Why would the airway become obstructed during sleep in a healthy and thriving baby? Nobody knows for sure. If one accepts that we understand how they die, the next question is why do they die? A concept that I have found appealing for many years is that this stoppage, or obstruction, of the airway is not due to a disease process or abnormality of the baby, but is a reflection of the fact that babies at this time of life are undergoing an incredibly rapid state of growth and maturation.
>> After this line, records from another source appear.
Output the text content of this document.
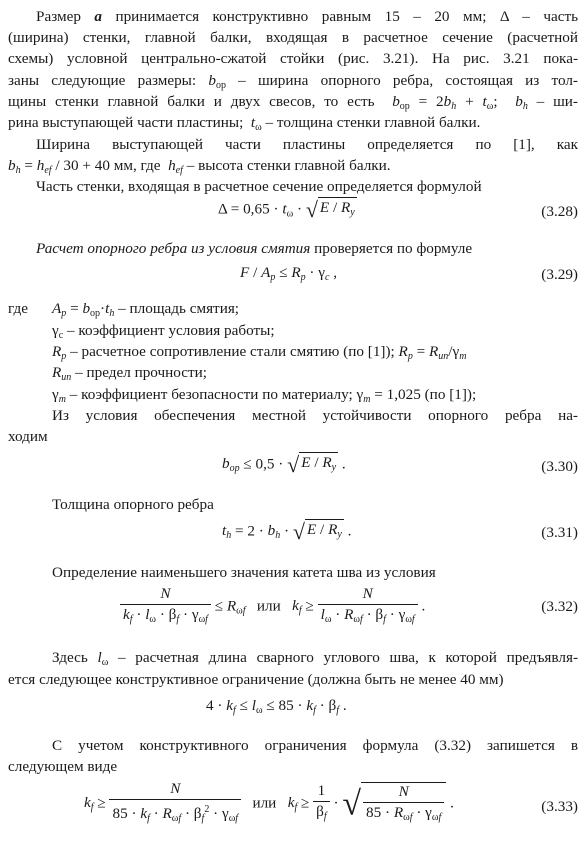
Размер a принимается конструктивно равным 15 – 20 мм; Δ – часть
(ширина) стенки, главной балки, входящая в расчетное сечение (расчетной
схемы) условной центрально-сжатой стойки (рис. 3.21). На рис. 3.21 пока-
заны следующие размеры: $b_{ор}$ – ширина опорного ребра, состоящая из тол-
щины стенки главной балки и двух свесов, то есть  $b_{ор} = 2b_h + t_\omega$;  $b_h - ши-$
рина выступающей части пластины;  $t_\omega$ – толщина стенки главной балки.
Ширина выступающей части пластины определяется по [1], как
$b_h = h_{ef} / 30 + 40$ мм, где  $h_{ef}$ – высота стенки главной балки.
Часть стенки, входящая в расчетное сечение определяется формулой
$\Delta = 0,65 \cdot t_\omega$ · √ E / $R_y$	(3.28)
Расчет опорного ребра из условия смятия проверяется по формуле
$F / A_p \le R_p \cdot \gamma_c$ ,	(3.29)
где $A_p = b_{ор}\cdot t_h$ – площадь смятия;
$\gamma_c$ – коэффициент условия работы;
$R_p$ – расчетное сопротивление стали смятию (по [1]); $R_p = R_{un}/\gamma_m$
$R_{un}$ – предел прочности;
$\gamma_m$ – коэффициент безопасности по материалу; $\gamma_m = 1,025$ (по [1]);
Из условия обеспечения местной устойчивости опорного ребра на-
ходим
$b_{op} \le 0,5$ · √ E / $R_y$ .	(3.30)
Толщина опорного ребра
$t_h = 2 \cdot b_h$ · √ E / $R_y$ .	(3.31)
Определение наименьшего значения катета шва из условия
$\frac{N}{k_f \cdot l_\omega \cdot \beta_f \cdot \gamma_{\omega f}} \le R_{\omega f}$   или   $k_f \ge \frac{N}{l_\omega \cdot R_{\omega f} \cdot \beta_f \cdot \gamma_{\omega f}}$ .	(3.32)
Здесь $l_\omega$ – расчетная длина сварного углового шва, к которой предъявля-
ется следующее конструктивное ограничение (должна быть не менее 40 мм)
$4 \cdot k_f \le l_\omega \le 85 \cdot k_f \cdot \beta_f$ .
С учетом конструктивного ограничения формула (3.32) запишется в
следующем виде
$k_f \ge \frac{N}{85 \cdot k_f \cdot R_{\omega f} \cdot \beta_f^2 \cdot \gamma_{\omega f}}$ или   $k_f \ge \frac{1}{\beta_f}$ · √ $\frac{N}{85 \cdot R_{\omega f} \cdot \gamma_{\omega f}}$ .	(3.33)
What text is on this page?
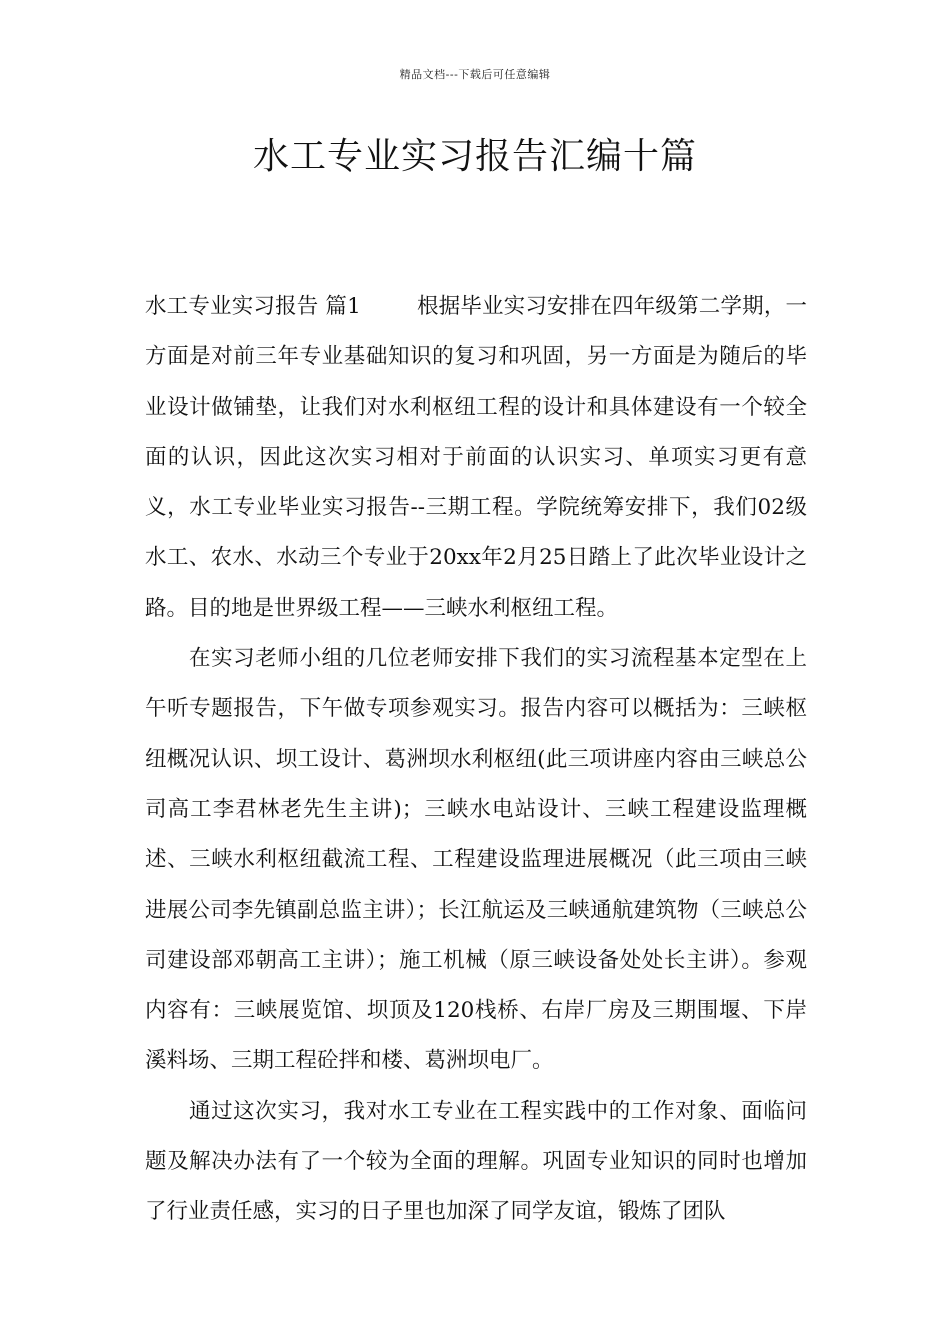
精品文档---下载后可任意编辑
水工专业实习报告汇编十篇

水工专业实习报告 篇1	根据毕业实习安排在四年级第二学期，一方面是对前三年专业基础知识的复习和巩固，另一方面是为随后的毕业设计做铺垫，让我们对水利枢纽工程的设计和具体建设有一个较全面的认识，因此这次实习相对于前面的认识实习、单项实习更有意义，水工专业毕业实习报告--三期工程。学院统筹安排下，我们02级水工、农水、水动三个专业于20xx年2月25日踏上了此次毕业设计之路。目的地是世界级工程——三峡水利枢纽工程。

在实习老师小组的几位老师安排下我们的实习流程基本定型在上午听专题报告，下午做专项参观实习。报告内容可以概括为：三峡枢纽概况认识、坝工设计、葛洲坝水利枢纽(此三项讲座内容由三峡总公司高工李君林老先生主讲)；三峡水电站设计、三峡工程建设监理概述、三峡水利枢纽截流工程、工程建设监理进展概况（此三项由三峡进展公司李先镇副总监主讲）；长江航运及三峡通航建筑物（三峡总公司建设部邓朝高工主讲）；施工机械（原三峡设备处处长主讲）。参观内容有：三峡展览馆、坝顶及120栈桥、右岸厂房及三期围堰、下岸溪料场、三期工程砼拌和楼、葛洲坝电厂。

通过这次实习，我对水工专业在工程实践中的工作对象、面临问题及解决办法有了一个较为全面的理解。巩固专业知识的同时也增加了行业责任感，实习的日子里也加深了同学友谊，锻炼了团队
Many important changes are occurring at the age when most SIDS occur. The infant is, among other things, coming into an age where he is beginning to sleep through the night. That's not just a simple change in habit pattern, but a change that is very fundamental and has to do with control mechanisms in the brain. Centers that are beginning to be active in the baby's brain didn't even exist when that infant was born. Virtually all of brain growth occurs in the first two years of life and the growth rate in the first six months is the most rapid of any time in life. During the time when these important control centers are in a period of transition, abnormal messages might come down to the organs of respiration, one of which is to "close off" rather than "open up." Normally, at the end of a breath, the throat collapses or closes, then opens up prior to a new breath being taken. But, if the wrong message comes down from the brain, the throat may stay closed instead of opening. That wrong message isn't necessarily a result of this baby being abnormal, but occurs in a normal baby whose brain is growing at a tremendously rapid pace.

This view of SIDS is certainly one person's view, it's not shared by everybody who works in SIDS. It's a view which I find very reasonable and helpful; the concept is that the baby was normal when it dies, not abnormal. There is no way for anyone to predict that a normal baby is going to have this kind of abnormal event. Many factors may contribute to that event. Minor irritation of the airway may, by increasing the sensory input coming up the nerves from the throat to the brain, increase the likelihood of abnormal messages to come down. Thus, perhaps we have a connection with the minor respiratory infections which are present in many cases.